Accijns

Uit Genealogie Limburg Wiki

Accijns is een bijzondere vorm van belasting die wordt geheven op de verkoop van bepaalde goederen. Veelal gaat het om zogenaamde genotmiddelen of luxe artikelen. Bekende belastingen waren: meelaccijns, hopaccijns, bieraccijns, moutaccijns, wijnaccijns, visaccijns, lakenaccijns, leeraccijns. Roermond kende in 1694 ook een tabakaccijns.
Deze vorm van belasting moet niet worden verward met cijns.

Accijnsrechten, d.w.z. het recht om accijns te heffen, waren veelal in handen van steden of van de plaatselijke heer. De accijnsheffer hield bij hoeveel belastingopbrengsten hij ontving op een bepaald produkt. Soms staan in accijnsregisters de namen van degenen die de belasting verschuldigd waren. Het was eeuwenlang gebruikelijk (totdat Napoleon daar een eind aan maakte) dat niet de stad zelf de belasting inde, maar dat het werk aan particulieren uitbesteed werd. Ook in de dorpen keerde deze openbare verpachting van de accijnzen geregeld terug. Jaarlijks kon men bieden op een accijns en de hoogste bieder was voor dat jaar de belastinginner. Hij moest zijn kosten dus goedmaken door meer belasting te innen dan hij moest afdragen op grond van de veiling. De namen van deze belastinginners zijn vaak ook vastgelegd in registers.
Vaak werd een deel van het feitelijke werk door de poortwachters gedaan, waarbij men dan ter plekke zogenaamd poortgeld moest betalen bij het betreden van de stad danwel een brief moest tonen dat de belasting al was betaald.

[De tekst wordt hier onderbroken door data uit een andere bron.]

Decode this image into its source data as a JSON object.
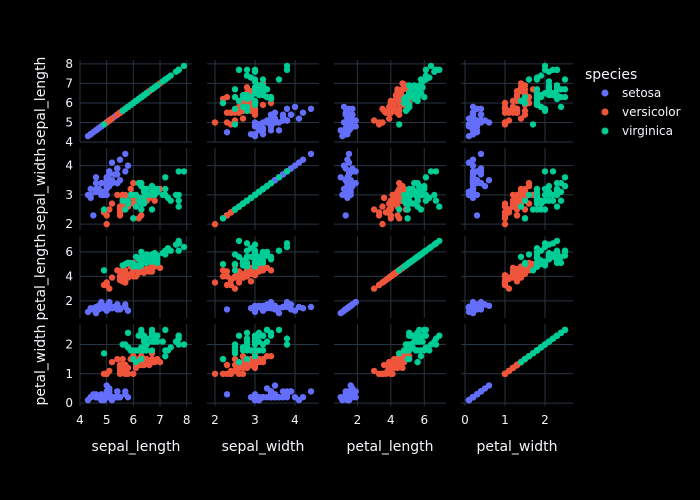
{
  "chart_data": {
    "type": "scatter",
    "subtype": "scatter-matrix",
    "dimensions": [
      "sepal_length",
      "sepal_width",
      "petal_length",
      "petal_width"
    ],
    "axis_ranges": {
      "sepal_length": [
        4.0,
        8.2
      ],
      "sepal_width": [
        1.8,
        4.6
      ],
      "petal_length": [
        0.6,
        7.3
      ],
      "petal_width": [
        -0.1,
        2.7
      ]
    },
    "ticks": {
      "sepal_length": [
        4,
        5,
        6,
        7,
        8
      ],
      "sepal_width": [
        2,
        3,
        4
      ],
      "petal_length": [
        2,
        4,
        6
      ],
      "petal_width": [
        0,
        1,
        2
      ]
    },
    "grid": true,
    "legend": {
      "title": "species",
      "placement": "top-right",
      "entries": [
        {
          "name": "setosa",
          "color": "#636efa"
        },
        {
          "name": "versicolor",
          "color": "#ef553b"
        },
        {
          "name": "virginica",
          "color": "#00cc96"
        }
      ]
    },
    "colors": {
      "background": "#000000",
      "gridline": "#283442",
      "text": "#f2f5fa"
    },
    "series": [
      {
        "name": "setosa",
        "columns": [
          "sepal_length",
          "sepal_width",
          "petal_length",
          "petal_width"
        ],
        "points": [
          [
            5.1,
            3.5,
            1.4,
            0.2
          ],
          [
            4.9,
            3.0,
            1.4,
            0.2
          ],
          [
            4.7,
            3.2,
            1.3,
            0.2
          ],
          [
            4.6,
            3.1,
            1.5,
            0.2
          ],
          [
            5.0,
            3.6,
            1.4,
            0.2
          ],
          [
            5.4,
            3.9,
            1.7,
            0.4
          ],
          [
            4.6,
            3.4,
            1.4,
            0.3
          ],
          [
            5.0,
            3.4,
            1.5,
            0.2
          ],
          [
            4.4,
            2.9,
            1.4,
            0.2
          ],
          [
            4.9,
            3.1,
            1.5,
            0.1
          ],
          [
            5.4,
            3.7,
            1.5,
            0.2
          ],
          [
            4.8,
            3.4,
            1.6,
            0.2
          ],
          [
            4.8,
            3.0,
            1.4,
            0.1
          ],
          [
            4.3,
            3.0,
            1.1,
            0.1
          ],
          [
            5.8,
            4.0,
            1.2,
            0.2
          ],
          [
            5.7,
            4.4,
            1.5,
            0.4
          ],
          [
            5.4,
            3.9,
            1.3,
            0.4
          ],
          [
            5.1,
            3.5,
            1.4,
            0.3
          ],
          [
            5.7,
            3.8,
            1.7,
            0.3
          ],
          [
            5.1,
            3.8,
            1.5,
            0.3
          ],
          [
            5.4,
            3.4,
            1.7,
            0.2
          ],
          [
            5.1,
            3.7,
            1.5,
            0.4
          ],
          [
            4.6,
            3.6,
            1.0,
            0.2
          ],
          [
            5.1,
            3.3,
            1.7,
            0.5
          ],
          [
            4.8,
            3.4,
            1.9,
            0.2
          ],
          [
            5.0,
            3.0,
            1.6,
            0.2
          ],
          [
            5.0,
            3.4,
            1.6,
            0.4
          ],
          [
            5.2,
            3.5,
            1.5,
            0.2
          ],
          [
            5.2,
            3.4,
            1.4,
            0.2
          ],
          [
            4.7,
            3.2,
            1.6,
            0.2
          ],
          [
            4.8,
            3.1,
            1.6,
            0.2
          ],
          [
            5.4,
            3.4,
            1.5,
            0.4
          ],
          [
            5.2,
            4.1,
            1.5,
            0.1
          ],
          [
            5.5,
            4.2,
            1.4,
            0.2
          ],
          [
            4.9,
            3.1,
            1.5,
            0.1
          ],
          [
            5.0,
            3.2,
            1.2,
            0.2
          ],
          [
            5.5,
            3.5,
            1.3,
            0.2
          ],
          [
            4.9,
            3.1,
            1.5,
            0.1
          ],
          [
            4.4,
            3.0,
            1.3,
            0.2
          ],
          [
            5.1,
            3.4,
            1.5,
            0.2
          ],
          [
            5.0,
            3.5,
            1.3,
            0.3
          ],
          [
            4.5,
            2.3,
            1.3,
            0.3
          ],
          [
            4.4,
            3.2,
            1.3,
            0.2
          ],
          [
            5.0,
            3.5,
            1.6,
            0.6
          ],
          [
            5.1,
            3.8,
            1.9,
            0.4
          ],
          [
            4.8,
            3.0,
            1.4,
            0.3
          ],
          [
            5.1,
            3.8,
            1.6,
            0.2
          ],
          [
            4.6,
            3.2,
            1.4,
            0.2
          ],
          [
            5.3,
            3.7,
            1.5,
            0.2
          ],
          [
            5.0,
            3.3,
            1.4,
            0.2
          ]
        ]
      },
      {
        "name": "versicolor",
        "columns": [
          "sepal_length",
          "sepal_width",
          "petal_length",
          "petal_width"
        ],
        "points": [
          [
            7.0,
            3.2,
            4.7,
            1.4
          ],
          [
            6.4,
            3.2,
            4.5,
            1.5
          ],
          [
            6.9,
            3.1,
            4.9,
            1.5
          ],
          [
            5.5,
            2.3,
            4.0,
            1.3
          ],
          [
            6.5,
            2.8,
            4.6,
            1.5
          ],
          [
            5.7,
            2.8,
            4.5,
            1.3
          ],
          [
            6.3,
            3.3,
            4.7,
            1.6
          ],
          [
            4.9,
            2.4,
            3.3,
            1.0
          ],
          [
            6.6,
            2.9,
            4.6,
            1.3
          ],
          [
            5.2,
            2.7,
            3.9,
            1.4
          ],
          [
            5.0,
            2.0,
            3.5,
            1.0
          ],
          [
            5.9,
            3.0,
            4.2,
            1.5
          ],
          [
            6.0,
            2.2,
            4.0,
            1.0
          ],
          [
            6.1,
            2.9,
            4.7,
            1.4
          ],
          [
            5.6,
            2.9,
            3.6,
            1.3
          ],
          [
            6.7,
            3.1,
            4.4,
            1.4
          ],
          [
            5.6,
            3.0,
            4.5,
            1.5
          ],
          [
            5.8,
            2.7,
            4.1,
            1.0
          ],
          [
            6.2,
            2.2,
            4.5,
            1.5
          ],
          [
            5.6,
            2.5,
            3.9,
            1.1
          ],
          [
            5.9,
            3.2,
            4.8,
            1.8
          ],
          [
            6.1,
            2.8,
            4.0,
            1.3
          ],
          [
            6.3,
            2.5,
            4.9,
            1.5
          ],
          [
            6.1,
            2.8,
            4.7,
            1.2
          ],
          [
            6.4,
            2.9,
            4.3,
            1.3
          ],
          [
            6.6,
            3.0,
            4.4,
            1.4
          ],
          [
            6.8,
            2.8,
            4.8,
            1.4
          ],
          [
            6.7,
            3.0,
            5.0,
            1.7
          ],
          [
            6.0,
            2.9,
            4.5,
            1.5
          ],
          [
            5.7,
            2.6,
            3.5,
            1.0
          ],
          [
            5.5,
            2.4,
            3.8,
            1.1
          ],
          [
            5.5,
            2.4,
            3.7,
            1.0
          ],
          [
            5.8,
            2.7,
            3.9,
            1.2
          ],
          [
            6.0,
            2.7,
            5.1,
            1.6
          ],
          [
            5.4,
            3.0,
            4.5,
            1.5
          ],
          [
            6.0,
            3.4,
            4.5,
            1.6
          ],
          [
            6.7,
            3.1,
            4.7,
            1.5
          ],
          [
            6.3,
            2.3,
            4.4,
            1.3
          ],
          [
            5.6,
            3.0,
            4.1,
            1.3
          ],
          [
            5.5,
            2.5,
            4.0,
            1.3
          ],
          [
            5.5,
            2.6,
            4.4,
            1.2
          ],
          [
            6.1,
            3.0,
            4.6,
            1.4
          ],
          [
            5.8,
            2.6,
            4.0,
            1.2
          ],
          [
            5.0,
            2.3,
            3.3,
            1.0
          ],
          [
            5.6,
            2.7,
            4.2,
            1.3
          ],
          [
            5.7,
            3.0,
            4.2,
            1.2
          ],
          [
            5.7,
            2.9,
            4.2,
            1.3
          ],
          [
            6.2,
            2.9,
            4.3,
            1.3
          ],
          [
            5.1,
            2.5,
            3.0,
            1.1
          ],
          [
            5.7,
            2.8,
            4.1,
            1.3
          ]
        ]
      },
      {
        "name": "virginica",
        "columns": [
          "sepal_length",
          "sepal_width",
          "petal_length",
          "petal_width"
        ],
        "points": [
          [
            6.3,
            3.3,
            6.0,
            2.5
          ],
          [
            5.8,
            2.7,
            5.1,
            1.9
          ],
          [
            7.1,
            3.0,
            5.9,
            2.1
          ],
          [
            6.3,
            2.9,
            5.6,
            1.8
          ],
          [
            6.5,
            3.0,
            5.8,
            2.2
          ],
          [
            7.6,
            3.0,
            6.6,
            2.1
          ],
          [
            4.9,
            2.5,
            4.5,
            1.7
          ],
          [
            7.3,
            2.9,
            6.3,
            1.8
          ],
          [
            6.7,
            2.5,
            5.8,
            1.8
          ],
          [
            7.2,
            3.6,
            6.1,
            2.5
          ],
          [
            6.5,
            3.2,
            5.1,
            2.0
          ],
          [
            6.4,
            2.7,
            5.3,
            1.9
          ],
          [
            6.8,
            3.0,
            5.5,
            2.1
          ],
          [
            5.7,
            2.5,
            5.0,
            2.0
          ],
          [
            5.8,
            2.8,
            5.1,
            2.4
          ],
          [
            6.4,
            3.2,
            5.3,
            2.3
          ],
          [
            6.5,
            3.0,
            5.5,
            1.8
          ],
          [
            7.7,
            3.8,
            6.7,
            2.2
          ],
          [
            7.7,
            2.6,
            6.9,
            2.3
          ],
          [
            6.0,
            2.2,
            5.0,
            1.5
          ],
          [
            6.9,
            3.2,
            5.7,
            2.3
          ],
          [
            5.6,
            2.8,
            4.9,
            2.0
          ],
          [
            7.7,
            2.8,
            6.7,
            2.0
          ],
          [
            6.3,
            2.7,
            4.9,
            1.8
          ],
          [
            6.7,
            3.3,
            5.7,
            2.1
          ],
          [
            7.2,
            3.2,
            6.0,
            1.8
          ],
          [
            6.2,
            2.8,
            4.8,
            1.8
          ],
          [
            6.1,
            3.0,
            4.9,
            1.8
          ],
          [
            6.4,
            2.8,
            5.6,
            2.1
          ],
          [
            7.2,
            3.0,
            5.8,
            1.6
          ],
          [
            7.4,
            2.8,
            6.1,
            1.9
          ],
          [
            7.9,
            3.8,
            6.4,
            2.0
          ],
          [
            6.4,
            2.8,
            5.6,
            2.2
          ],
          [
            6.3,
            2.8,
            5.1,
            1.5
          ],
          [
            6.1,
            2.6,
            5.6,
            1.4
          ],
          [
            7.7,
            3.0,
            6.1,
            2.3
          ],
          [
            6.3,
            3.4,
            5.6,
            2.4
          ],
          [
            6.4,
            3.1,
            5.5,
            1.8
          ],
          [
            6.0,
            3.0,
            4.8,
            1.8
          ],
          [
            6.9,
            3.1,
            5.4,
            2.1
          ],
          [
            6.7,
            3.1,
            5.6,
            2.4
          ],
          [
            6.9,
            3.1,
            5.1,
            2.3
          ],
          [
            5.8,
            2.7,
            5.1,
            1.9
          ],
          [
            6.8,
            3.2,
            5.9,
            2.3
          ],
          [
            6.7,
            3.3,
            5.7,
            2.5
          ],
          [
            6.7,
            3.0,
            5.2,
            2.3
          ],
          [
            6.3,
            2.5,
            5.0,
            1.9
          ],
          [
            6.5,
            3.0,
            5.2,
            2.0
          ],
          [
            6.2,
            3.4,
            5.4,
            2.3
          ],
          [
            5.9,
            3.0,
            5.1,
            1.8
          ]
        ]
      }
    ]
  }
}
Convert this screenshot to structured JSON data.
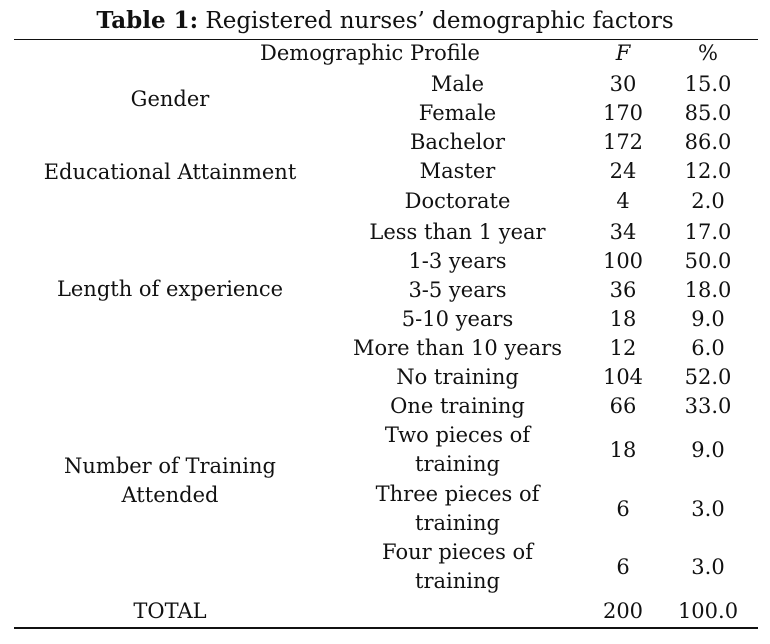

Sommige particulieren probeerden om in vervalste akten rechten op te voeren die hun voorgangers nooit hadden gehad. Zo claimde Gerard van Baexen, heer van Nieuwenbroek, in 1660 ineens voor de Beeselnaren een bieraccijns waarvan nooit eerder sprake was geweest. Uiteraard was de bevolking het er niet mee eens. Deze accijns moest immers eerder altijd worden afgedragen aan het Ambt Montfort.
Het ontduiken van accijns was ook vóór 1800 al een geliefde bezigheid die we vooral zien bij de vele illegale jeneverstokerijen. Accijnsheffers waren in de 18e eeuw al net zo populair als later de ambtenaren van de Belastingdienst. Zo was een Beeselse bierbrouwer in 1658 van mening dat men de accijnsinner "behoorde doodt te slaen".